Chris Anderson ’06 is one of those individuals. He currently lives in a three bedroom house that his parents, who are living in the Czech Republic, bought for him in the spring of his freshman year. According to Anderson, his parents had three main reasons for buying a house in Ithaca.
“With the four year waiting lists on the hotels for graduation, they decided that it would be easier for them to have a place to stay here,” Anderson explained.
Also, Anderson mentioned that the fact that his parents live overseas makes it especially difficult for him to “cart all of [his] stuff to a storage facility or all the way back home at the end of each school year.”
Finally, since Anderson is in the College of Agriculture and Life Sciences, there are some economic benefits for him in owning a house in New York State.
“I believe that after living in New York and owning property in New York for a year that I potentially qualify for the in-state tuition,” Anderson explained. For a continuing student, the difference in tuition rates between New York state residents and non-residents is currently $11,300 per year.
According to Pamela Zinder ’82, assistant director of housing and dining contracts, approximately 40 percent of students currently live off-campus. However, the Office of Off-Campus Life Services does not currently keep track of what type of housing students use.
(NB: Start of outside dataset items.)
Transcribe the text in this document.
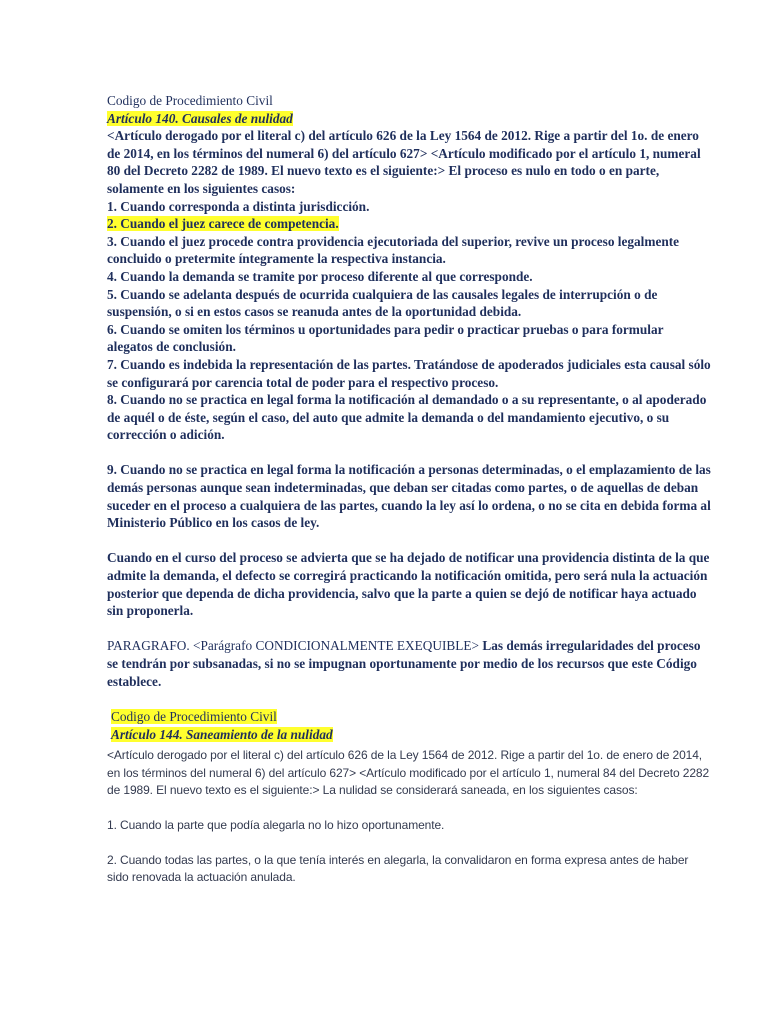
Codigo de Procedimiento Civil
Artículo 140. Causales de nulidad

<Artículo derogado por el literal c) del artículo 626 de la Ley 1564 de 2012. Rige a partir del 1o. de enero de 2014, en los términos del numeral 6) del artículo 627> <Artículo modificado por el artículo 1, numeral 80 del Decreto 2282 de 1989. El nuevo texto es el siguiente:> El proceso es nulo en todo o en parte, solamente en los siguientes casos:

1. Cuando corresponda a distinta jurisdicción.

2. Cuando el juez carece de competencia.

3. Cuando el juez procede contra providencia ejecutoriada del superior, revive un proceso legalmente concluido o pretermite íntegramente la respectiva instancia.

4. Cuando la demanda se tramite por proceso diferente al que corresponde.

5. Cuando se adelanta después de ocurrida cualquiera de las causales legales de interrupción o de suspensión, o si en estos casos se reanuda antes de la oportunidad debida.

6. Cuando se omiten los términos u oportunidades para pedir o practicar pruebas o para formular alegatos de conclusión.

7. Cuando es indebida la representación de las partes. Tratándose de apoderados judiciales esta causal sólo se configurará por carencia total de poder para el respectivo proceso.

8. Cuando no se practica en legal forma la notificación al demandado o a su representante, o al apoderado de aquél o de éste, según el caso, del auto que admite la demanda o del mandamiento ejecutivo, o su corrección o adición.

9. Cuando no se practica en legal forma la notificación a personas determinadas, o el emplazamiento de las demás personas aunque sean indeterminadas, que deban ser citadas como partes, o de aquellas de deban suceder en el proceso a cualquiera de las partes, cuando la ley así lo ordena, o no se cita en debida forma al Ministerio Público en los casos de ley.

Cuando en el curso del proceso se advierta que se ha dejado de notificar una providencia distinta de la que admite la demanda, el defecto se corregirá practicando la notificación omitida, pero será nula la actuación posterior que dependa de dicha providencia, salvo que la parte a quien se dejó de notificar haya actuado sin proponerla.

PARAGRAFO. <Parágrafo CONDICIONALMENTE EXEQUIBLE> Las demás irregularidades del proceso se tendrán por subsanadas, si no se impugnan oportunamente por medio de los recursos que este Código establece.

Codigo de Procedimiento Civil
Artículo 144. Saneamiento de la nulidad

<Artículo derogado por el literal c) del artículo 626 de la Ley 1564 de 2012. Rige a partir del 1o. de enero de 2014, en los términos del numeral 6) del artículo 627> <Artículo modificado por el artículo 1, numeral 84 del Decreto 2282 de 1989. El nuevo texto es el siguiente:> La nulidad se considerará saneada, en los siguientes casos:

1. Cuando la parte que podía alegarla no lo hizo oportunamente.

2. Cuando todas las partes, o la que tenía interés en alegarla, la convalidaron en forma expresa antes de haber sido renovada la actuación anulada.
“Occasionally, I hear about [parents buying their child a house], or occasionally I’ll have parents call saying they’re thinking of purchasing a house,” Zinder acknowledged. But added, “It’s rare.”
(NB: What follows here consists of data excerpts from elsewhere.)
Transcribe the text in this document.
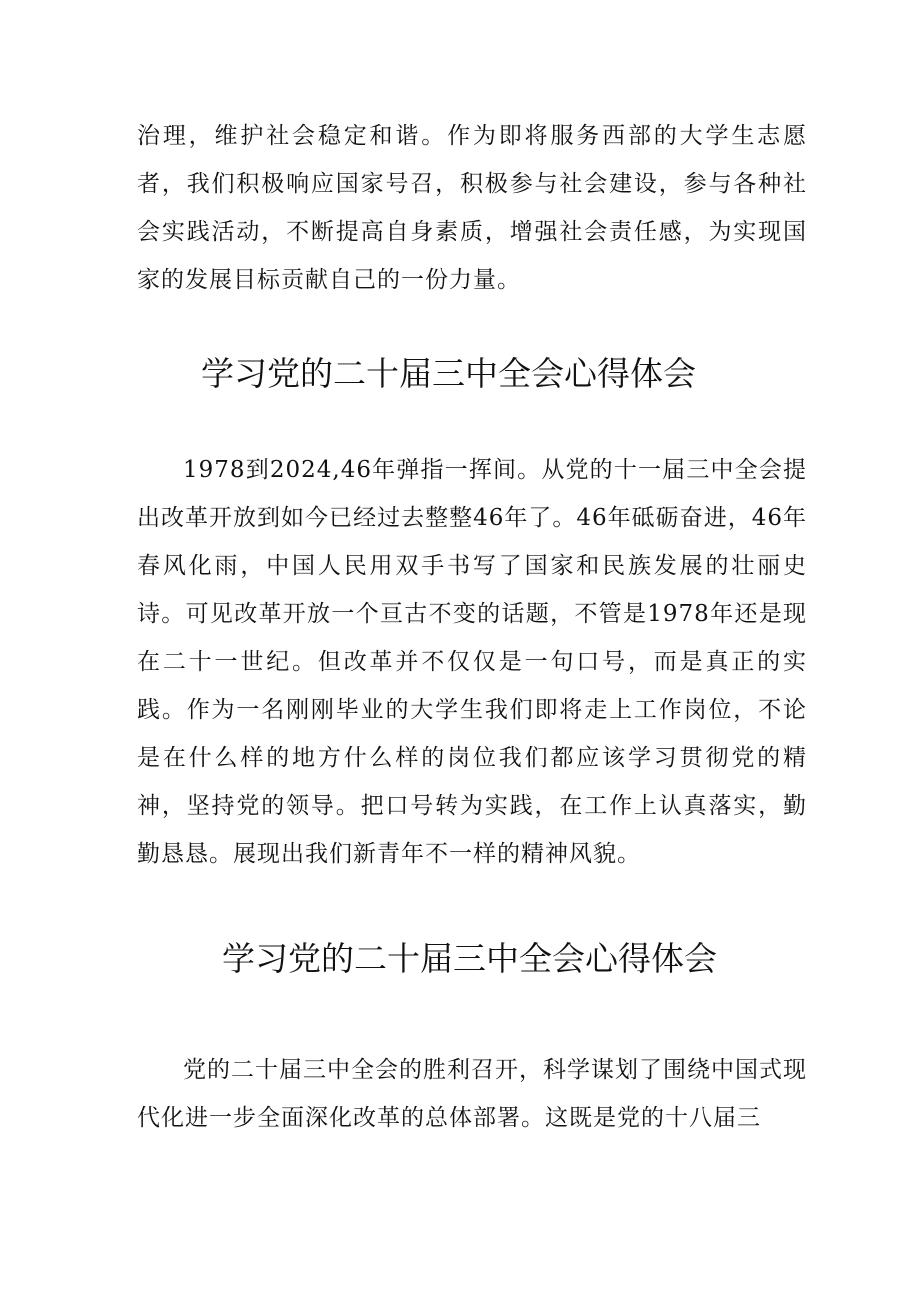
治理，维护社会稳定和谐。作为即将服务西部的大学生志愿者，我们积极响应国家号召，积极参与社会建设，参与各种社会实践活动，不断提高自身素质，增强社会责任感，为实现国家的发展目标贡献自己的一份力量。

学习党的二十届三中全会心得体会

1978到2024,46年弹指一挥间。从党的十一届三中全会提出改革开放到如今已经过去整整46年了。46年砥砺奋进，46年春风化雨，中国人民用双手书写了国家和民族发展的壮丽史诗。可见改革开放一个亘古不变的话题，不管是1978年还是现在二十一世纪。但改革并不仅仅是一句口号，而是真正的实践。作为一名刚刚毕业的大学生我们即将走上工作岗位，不论是在什么样的地方什么样的岗位我们都应该学习贯彻党的精神，坚持党的领导。把口号转为实践，在工作上认真落实，勤勤恳恳。展现出我们新青年不一样的精神风貌。

学习党的二十届三中全会心得体会

党的二十届三中全会的胜利召开，科学谋划了围绕中国式现代化进一步全面深化改革的总体部署。这既是党的十八届三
One of these “rare” people, Paige Cerand ’07, lives in a house that her parents bought for her sister (Class of ’01), who decided that she didn’t want to live in Collegetown. According to Cerand, her parents were originally going to rent a house for her sister, but decided that they “might as well just make a lot of money” by investing in Ithaca’s housing market.
However, Cerand says that having a house in the area didn’t have an impact on her decision about where to go to college.
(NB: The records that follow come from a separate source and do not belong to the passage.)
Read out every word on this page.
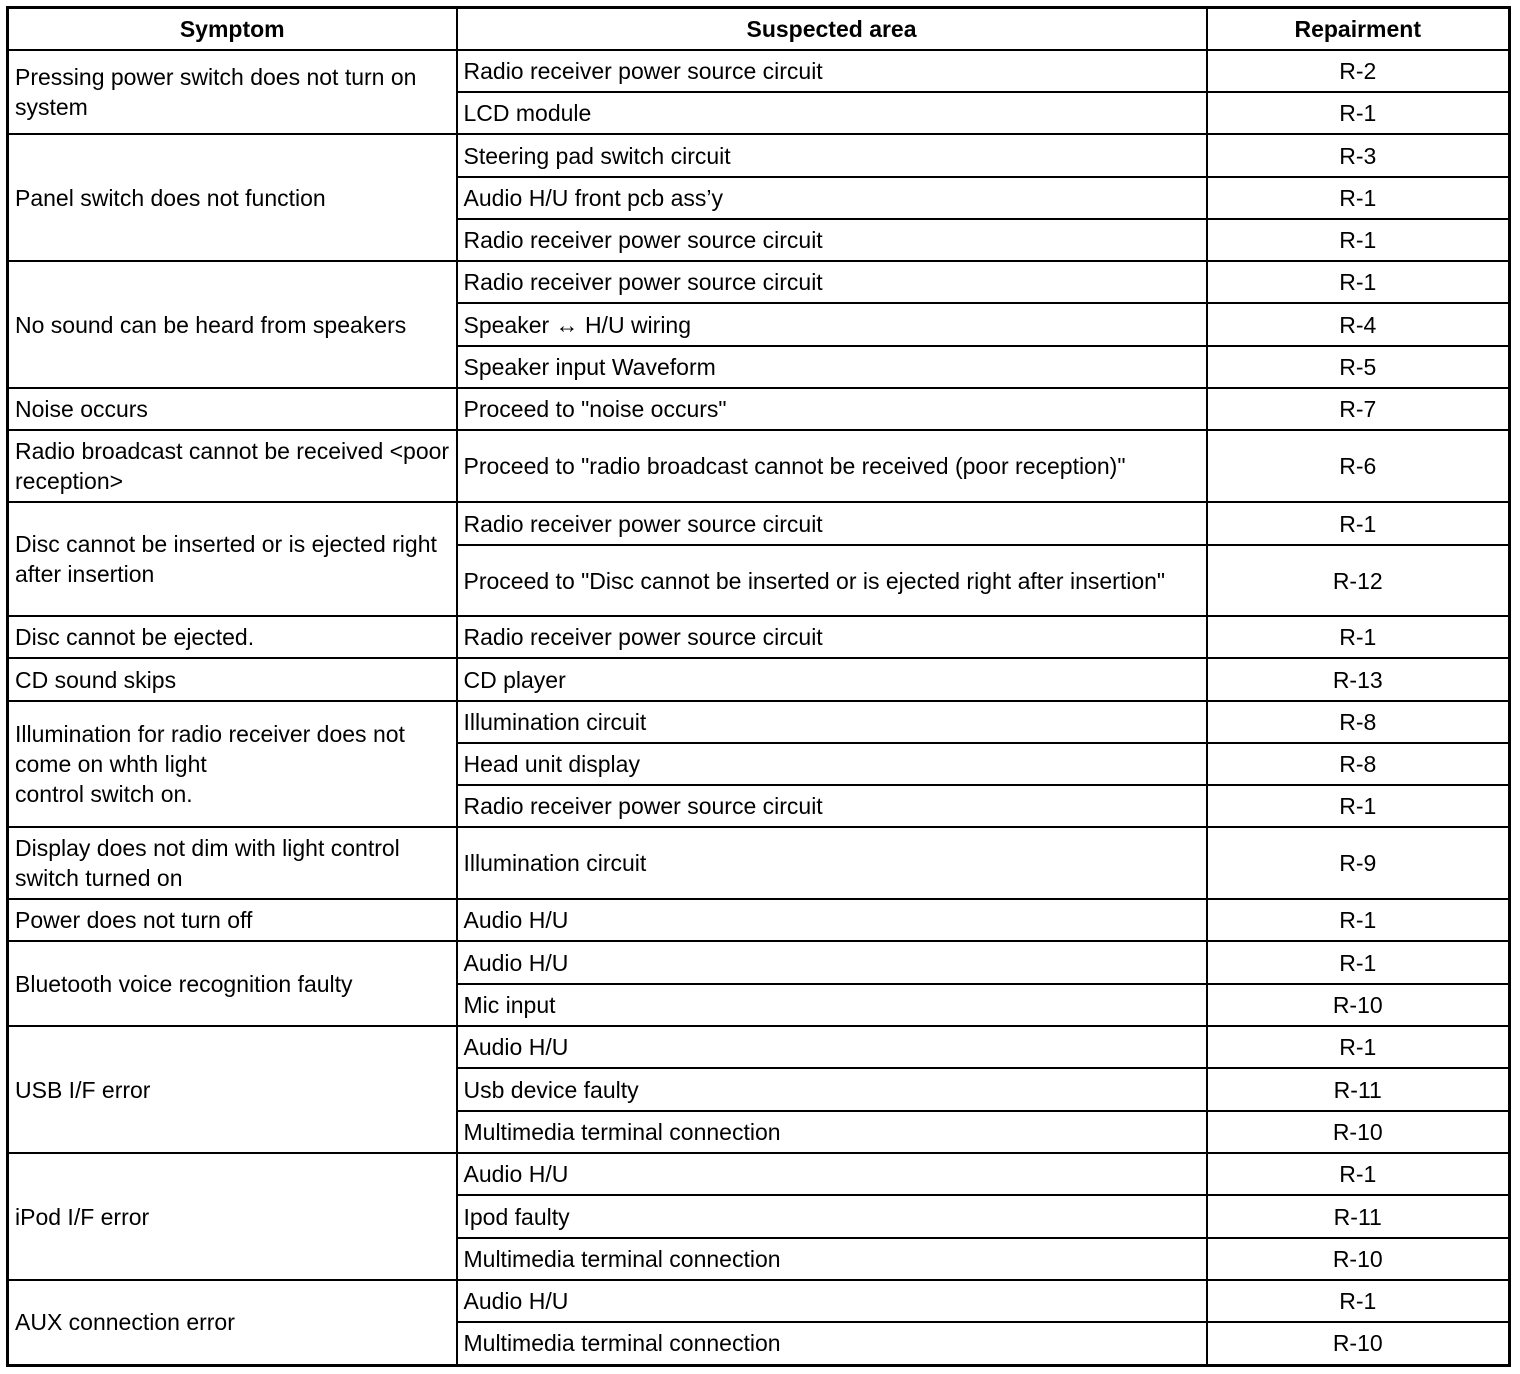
Symptom	Suspected area	Repairment
Pressing power switch does not turn on system	Radio receiver power source circuit	R-2
	LCD module	R-1
Panel switch does not function	Steering pad switch circuit	R-3
	Audio H/U front pcb ass’y	R-1
	Radio receiver power source circuit	R-1
No sound can be heard from speakers	Radio receiver power source circuit	R-1
	Speaker ↔ H/U wiring	R-4
	Speaker input Waveform	R-5
Noise occurs	Proceed to "noise occurs"	R-7
Radio broadcast cannot be received <poor reception>	Proceed to "radio broadcast cannot be received (poor reception)"	R-6
Disc cannot be inserted or is ejected right after insertion	Radio receiver power source circuit	R-1
	Proceed to "Disc cannot be inserted or is ejected right after insertion"	R-12
Disc cannot be ejected.	Radio receiver power source circuit	R-1
CD sound skips	CD player	R-13
Illumination for radio receiver does not come on whth light
control switch on.	Illumination circuit	R-8
	Head unit display	R-8
	Radio receiver power source circuit	R-1
Display does not dim with light control switch turned on	Illumination circuit	R-9
Power does not turn off	Audio H/U	R-1
Bluetooth voice recognition faulty	Audio H/U	R-1
	Mic input	R-10
USB I/F error	Audio H/U	R-1
	Usb device faulty	R-11
	Multimedia terminal connection	R-10
iPod I/F error	Audio H/U	R-1
	Ipod faulty	R-11
	Multimedia terminal connection	R-10
AUX connection error	Audio H/U	R-1
	Multimedia terminal connection	R-10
“I wasn’t thinking about [the house] at the time,” she explained. “It was more like ‘Where would I be most happy?’ and I really like it here.”
She did run into a little trouble though when she joined her sorority.
“It’s mandatory you live-in for one year,” Cerand said. “But since my dad already had the house… it was kind of ridiculous to have to pay for [both.] I was luckily able to get past that because there were so many girls living in this year.”
According to Cerand, the biggest benefit of having your own house it that “you can do whatever you want. If you want to paint your room bright blue you can! If you make a mess, no one cares.”
Other students have also benefited from having siblings who attended Cornell before them. For example, Michael Hudson ’06 currently lives in a house that was originally purchased for his older brothers (classes of ’02 and ’03).
“[My parents] kind of guessed that I’d end up coming here too,” he joked. He expects that his parents will sell the house once he graduates, but says that “it’s not something we’ve talked about.”
For now though, Hudson sees many of the same positive aspects of home-ownership as Anderson and Cerand.
“It gets pretty hectic for a lot of people searching for a house,” he said. “[Already having one] worked out pretty nicely for me and my two roommates.”
However, all three acknowledge that owning a home can also be a lot of work. “It’s a lot of upkeep,” Cerand said. “Sometimes when you rent the landlord will take care of some repairs, but when you own it you have to do everything yourself.”
“You definitely can’t let it get away from you,” Anderson said. “It takes a certain amount of responsibility and time and effort. I think that in a lot of cases it would be a good investment for some families, but definitely not something for everyone.”
Zinder expressed a similar idea, saying that the responsibilities of maintaining a home might be too much for some students to handle.
“Students need to do their research on where they want to live and try to get themselves educated on their housing options,” she said.